Homoiconicity isn't the point - luu
http://calculist.org/blog/2012/04/17/homoiconicity-isnt-the-point/
======
lispm
S-Expressions are a syntax for data. READ reads an s-expression and creates a
data representation: lists, symbols, numbers, strings, vectors, characters,
...

This data then can also be used to encode programs. There are two ways to
create these programs: read them and construct them.

The main execution entry point in Lisp is EVAL, the evaluator. It takes a Lisp
data structure as source - not strings, not streams, not a data structure
created by a parser for the language Lisp.

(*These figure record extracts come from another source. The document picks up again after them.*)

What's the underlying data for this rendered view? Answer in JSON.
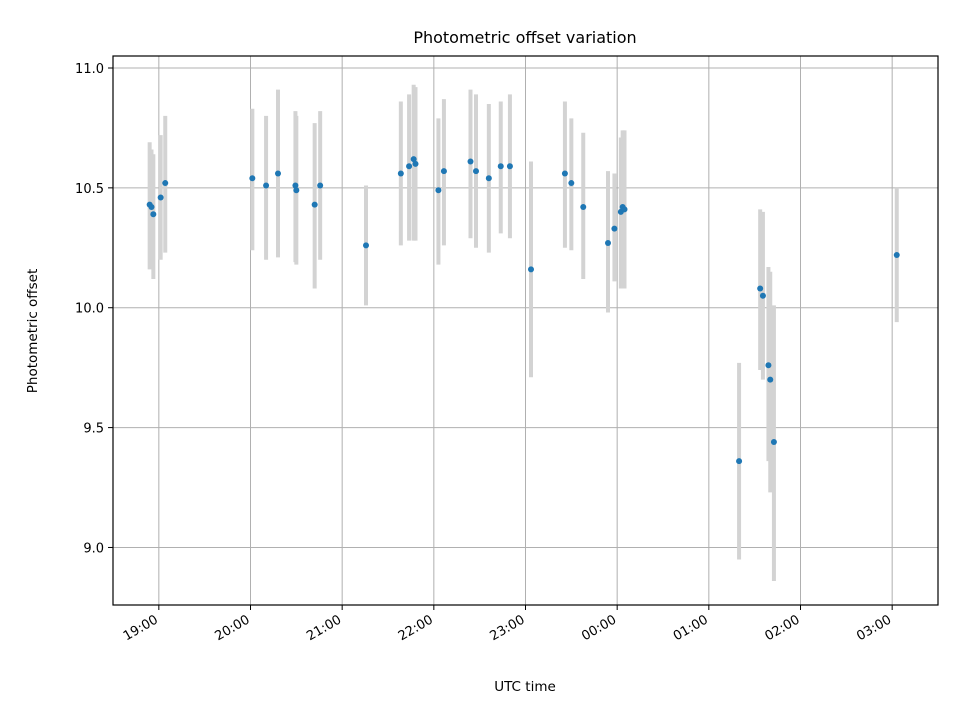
{
  "chart_data": {
    "type": "scatter",
    "title": "Photometric offset variation",
    "xlabel": "UTC time",
    "ylabel": "Photometric offset",
    "x_unit": "hours (UTC, relative to 19:00 of first night)",
    "xlim": [
      -0.5,
      8.5
    ],
    "ylim": [
      8.76,
      11.05
    ],
    "grid": true,
    "point_color": "#1f77b4",
    "errorbar_color": "#d3d3d3",
    "x_ticks": [
      {
        "value": 0,
        "label": "19:00"
      },
      {
        "value": 1,
        "label": "20:00"
      },
      {
        "value": 2,
        "label": "21:00"
      },
      {
        "value": 3,
        "label": "22:00"
      },
      {
        "value": 4,
        "label": "23:00"
      },
      {
        "value": 5,
        "label": "00:00"
      },
      {
        "value": 6,
        "label": "01:00"
      },
      {
        "value": 7,
        "label": "02:00"
      },
      {
        "value": 8,
        "label": "03:00"
      }
    ],
    "y_ticks": [
      {
        "value": 9.0,
        "label": "9.0"
      },
      {
        "value": 9.5,
        "label": "9.5"
      },
      {
        "value": 10.0,
        "label": "10.0"
      },
      {
        "value": 10.5,
        "label": "10.5"
      },
      {
        "value": 11.0,
        "label": "11.0"
      }
    ],
    "points": [
      {
        "x": -0.1,
        "y": 10.43,
        "lo": 10.16,
        "hi": 10.69
      },
      {
        "x": -0.08,
        "y": 10.42,
        "lo": 10.17,
        "hi": 10.66
      },
      {
        "x": -0.06,
        "y": 10.39,
        "lo": 10.12,
        "hi": 10.64
      },
      {
        "x": 0.02,
        "y": 10.46,
        "lo": 10.2,
        "hi": 10.72
      },
      {
        "x": 0.07,
        "y": 10.52,
        "lo": 10.23,
        "hi": 10.8
      },
      {
        "x": 1.02,
        "y": 10.54,
        "lo": 10.24,
        "hi": 10.83
      },
      {
        "x": 1.17,
        "y": 10.51,
        "lo": 10.2,
        "hi": 10.8
      },
      {
        "x": 1.3,
        "y": 10.56,
        "lo": 10.21,
        "hi": 10.91
      },
      {
        "x": 1.49,
        "y": 10.51,
        "lo": 10.19,
        "hi": 10.82
      },
      {
        "x": 1.5,
        "y": 10.49,
        "lo": 10.18,
        "hi": 10.8
      },
      {
        "x": 1.7,
        "y": 10.43,
        "lo": 10.08,
        "hi": 10.77
      },
      {
        "x": 1.76,
        "y": 10.51,
        "lo": 10.2,
        "hi": 10.82
      },
      {
        "x": 2.26,
        "y": 10.26,
        "lo": 10.01,
        "hi": 10.51
      },
      {
        "x": 2.64,
        "y": 10.56,
        "lo": 10.26,
        "hi": 10.86
      },
      {
        "x": 2.73,
        "y": 10.59,
        "lo": 10.28,
        "hi": 10.89
      },
      {
        "x": 2.78,
        "y": 10.62,
        "lo": 10.28,
        "hi": 10.93
      },
      {
        "x": 2.8,
        "y": 10.6,
        "lo": 10.28,
        "hi": 10.92
      },
      {
        "x": 3.05,
        "y": 10.49,
        "lo": 10.18,
        "hi": 10.79
      },
      {
        "x": 3.11,
        "y": 10.57,
        "lo": 10.26,
        "hi": 10.87
      },
      {
        "x": 3.4,
        "y": 10.61,
        "lo": 10.29,
        "hi": 10.91
      },
      {
        "x": 3.46,
        "y": 10.57,
        "lo": 10.25,
        "hi": 10.89
      },
      {
        "x": 3.6,
        "y": 10.54,
        "lo": 10.23,
        "hi": 10.85
      },
      {
        "x": 3.73,
        "y": 10.59,
        "lo": 10.31,
        "hi": 10.86
      },
      {
        "x": 3.83,
        "y": 10.59,
        "lo": 10.29,
        "hi": 10.89
      },
      {
        "x": 4.06,
        "y": 10.16,
        "lo": 9.71,
        "hi": 10.61
      },
      {
        "x": 4.43,
        "y": 10.56,
        "lo": 10.25,
        "hi": 10.86
      },
      {
        "x": 4.5,
        "y": 10.52,
        "lo": 10.24,
        "hi": 10.79
      },
      {
        "x": 4.63,
        "y": 10.42,
        "lo": 10.12,
        "hi": 10.73
      },
      {
        "x": 4.9,
        "y": 10.27,
        "lo": 9.98,
        "hi": 10.57
      },
      {
        "x": 4.97,
        "y": 10.33,
        "lo": 10.11,
        "hi": 10.56
      },
      {
        "x": 5.04,
        "y": 10.4,
        "lo": 10.08,
        "hi": 10.71
      },
      {
        "x": 5.06,
        "y": 10.42,
        "lo": 10.08,
        "hi": 10.74
      },
      {
        "x": 5.08,
        "y": 10.41,
        "lo": 10.08,
        "hi": 10.74
      },
      {
        "x": 6.33,
        "y": 9.36,
        "lo": 8.95,
        "hi": 9.77
      },
      {
        "x": 6.56,
        "y": 10.08,
        "lo": 9.74,
        "hi": 10.41
      },
      {
        "x": 6.59,
        "y": 10.05,
        "lo": 9.7,
        "hi": 10.4
      },
      {
        "x": 6.65,
        "y": 9.76,
        "lo": 9.36,
        "hi": 10.17
      },
      {
        "x": 6.67,
        "y": 9.7,
        "lo": 9.23,
        "hi": 10.15
      },
      {
        "x": 6.71,
        "y": 9.44,
        "lo": 8.86,
        "hi": 10.01
      },
      {
        "x": 8.05,
        "y": 10.22,
        "lo": 9.94,
        "hi": 10.5
      }
    ]
  }
}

Thus the point of Lisp is that it uses Lisp data structures as representation
of source code. This source code can be read, can be constructed and can be
printed.

    
    
        CL-USER 15 > (setf expression (list '+ 3 4))
        (+ 3 4)
    
        CL-USER 16 > (setf expression (append expression '(5 6)))
        (+ 3 4 5 6)
    
        CL-USER 17 > (setf expression (list '* expression expression 5))
        (* (+ 3 4 5 6) (+ 3 4 5 6) 5)
    
        CL-USER 18 > (eval expression)
        1620
    

The evaluator was first in Lisp. Macros came a few years later.

The initial idea was the evaluator and programming with symbolic expressions.
Using Lisp itself to transform symbolic expressions as used in macros, is just
one application of these ideas. These expressions can not only represent Lisp
code, but also logic expressions on mathematical formulas. Thus the idea of
symbolic expressions of Lisp code made macro expansion natural - similar as it
was used to for example to computer algebra algorithms: integration and
differentiation of mathematical expressions, represented as Lisp data.